I walked into the room to find a large woman sitting up in a reclining chair. I introduced myself and she immediately told me how she hadn't slept very well that night. It had been difficult for her to become comfortable. She was in the hospital because she had fallen a few days before, and lay on the floor for over seventeen hours before she was found. She was "sore all over". She wanted to go home.
They were keeping her there for observation: making sure she was eating and drinking, watching over her so she wouldn't fall again as her muscles recovered from the strain... you know the drill. (Hospitals like observing people.) That day she was scheduled for a stress test, and she bemoaned the fact that she wasn't allowed to eat anything until it was over. She was more than eager to discuss her many pains.
I did my basic health assessments. It's like a game of twenty questions. Twenty times twenty! During musculoskeletal evaluations I saw she had some limitation to her range of motion. (I think this is just because she was in pain from the fall, mostly. I know I would be if I was stuck for so long.)
After I found her a pillow for her legs, transport arrive to take her to the stress test. The nuclear medicine nurse proceeded to scare the daylights out of my patient by describing the potential side effects of an adenosine injection. I asked my patient what she was thinking about while we waited, and she revealed to me her deep-seated fear of "drugs". She didn't trust medicine... especially the kind she didn't understand. I re-explained the procedure, and she didn't seem nearly as worried. That made me happy.
I mentioned she was a large woman. It wasn't exactly easy to get her onto the scanning table. She moaned when she had to lay flat on her back (remember, the fall), and had a great deal of trouble getting her arms up. You're supposed to lie with them behind your head... but she could hardly bring them past eye-level. With nothing to rest her hands on, she was distraught. So I stood behind her, and held her arms up for her.
I didn't have much success supporting her. The angle was all wrong, and anyone who knows me personally knows my arms are like two noodles. I apologized to her. "Sorry I can't do anything more to support your arms."
And she said "That's okay. You're giving me courage."

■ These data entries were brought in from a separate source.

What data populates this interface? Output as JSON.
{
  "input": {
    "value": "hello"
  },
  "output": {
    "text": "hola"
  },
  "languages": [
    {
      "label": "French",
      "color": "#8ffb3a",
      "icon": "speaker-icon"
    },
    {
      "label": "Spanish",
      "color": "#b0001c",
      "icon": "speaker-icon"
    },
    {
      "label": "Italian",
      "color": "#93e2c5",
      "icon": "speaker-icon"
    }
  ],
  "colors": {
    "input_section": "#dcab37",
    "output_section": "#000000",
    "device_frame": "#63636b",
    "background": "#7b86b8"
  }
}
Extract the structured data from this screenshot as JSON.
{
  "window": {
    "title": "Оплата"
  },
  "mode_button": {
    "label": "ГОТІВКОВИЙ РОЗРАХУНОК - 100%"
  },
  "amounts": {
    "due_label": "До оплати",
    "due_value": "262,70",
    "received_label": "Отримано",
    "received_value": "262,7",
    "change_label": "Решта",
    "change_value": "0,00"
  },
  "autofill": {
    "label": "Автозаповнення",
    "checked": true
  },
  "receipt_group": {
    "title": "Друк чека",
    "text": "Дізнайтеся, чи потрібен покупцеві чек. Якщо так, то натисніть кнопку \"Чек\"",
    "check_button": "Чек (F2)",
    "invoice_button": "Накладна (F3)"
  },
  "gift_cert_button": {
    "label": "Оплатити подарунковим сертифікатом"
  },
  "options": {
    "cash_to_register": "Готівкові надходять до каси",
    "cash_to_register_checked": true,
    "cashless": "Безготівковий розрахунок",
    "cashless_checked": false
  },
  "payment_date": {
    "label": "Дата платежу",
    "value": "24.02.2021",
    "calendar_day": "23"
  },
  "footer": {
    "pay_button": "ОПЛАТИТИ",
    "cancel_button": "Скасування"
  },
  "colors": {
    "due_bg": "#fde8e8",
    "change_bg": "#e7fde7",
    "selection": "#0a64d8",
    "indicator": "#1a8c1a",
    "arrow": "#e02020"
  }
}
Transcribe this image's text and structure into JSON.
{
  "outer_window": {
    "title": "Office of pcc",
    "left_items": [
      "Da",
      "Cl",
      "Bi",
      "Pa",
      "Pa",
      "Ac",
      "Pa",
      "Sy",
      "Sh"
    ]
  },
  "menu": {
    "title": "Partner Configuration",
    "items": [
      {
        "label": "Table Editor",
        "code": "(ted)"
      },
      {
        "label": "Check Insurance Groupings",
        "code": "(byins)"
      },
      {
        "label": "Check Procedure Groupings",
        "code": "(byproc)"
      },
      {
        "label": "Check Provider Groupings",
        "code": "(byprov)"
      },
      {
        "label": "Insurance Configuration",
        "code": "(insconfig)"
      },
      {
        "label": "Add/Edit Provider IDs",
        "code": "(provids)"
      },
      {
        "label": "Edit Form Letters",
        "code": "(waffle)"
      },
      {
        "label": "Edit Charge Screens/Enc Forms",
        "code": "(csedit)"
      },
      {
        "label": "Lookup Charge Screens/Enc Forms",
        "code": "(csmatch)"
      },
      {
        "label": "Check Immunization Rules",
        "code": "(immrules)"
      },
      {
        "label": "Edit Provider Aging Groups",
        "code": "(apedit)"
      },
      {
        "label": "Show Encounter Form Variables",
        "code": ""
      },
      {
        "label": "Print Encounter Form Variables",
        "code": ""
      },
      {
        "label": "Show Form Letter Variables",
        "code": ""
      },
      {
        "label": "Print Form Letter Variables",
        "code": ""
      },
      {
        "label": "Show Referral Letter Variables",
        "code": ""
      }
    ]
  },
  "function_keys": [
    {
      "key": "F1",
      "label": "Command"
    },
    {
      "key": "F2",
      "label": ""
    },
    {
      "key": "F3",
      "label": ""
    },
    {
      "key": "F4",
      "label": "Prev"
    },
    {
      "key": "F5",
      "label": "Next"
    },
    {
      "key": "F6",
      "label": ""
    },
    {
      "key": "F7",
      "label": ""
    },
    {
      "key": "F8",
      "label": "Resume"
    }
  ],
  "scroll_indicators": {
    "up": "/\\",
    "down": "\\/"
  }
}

When I started nursing school, I had no idea what I was getting myself into. I'm someone who was born with too many interests and too many talents: I can't focus on anything! I stumbled into Nursing because it was some kind of mind-body-spirit breakfast blend... something to make me enough money to chase my dreams. Something to fill the time until I figure out what I'm supposed to do with myself.
But I'm thinking that maybe... maybe this IS what I'm supposed to do. All the time I am finding more reasons to believe that this path is the Good Path. My Path.
I've always known that a career doesn't really define who I am. Everyone has things they want to do better and worse, potentials they've not yet achieved, dreams they've not yet realized. But...when I'm standing there in the hospital with my coat and clipboard... I feel like who I am is both amplified and simplified.
I feel like nothing is being wasted.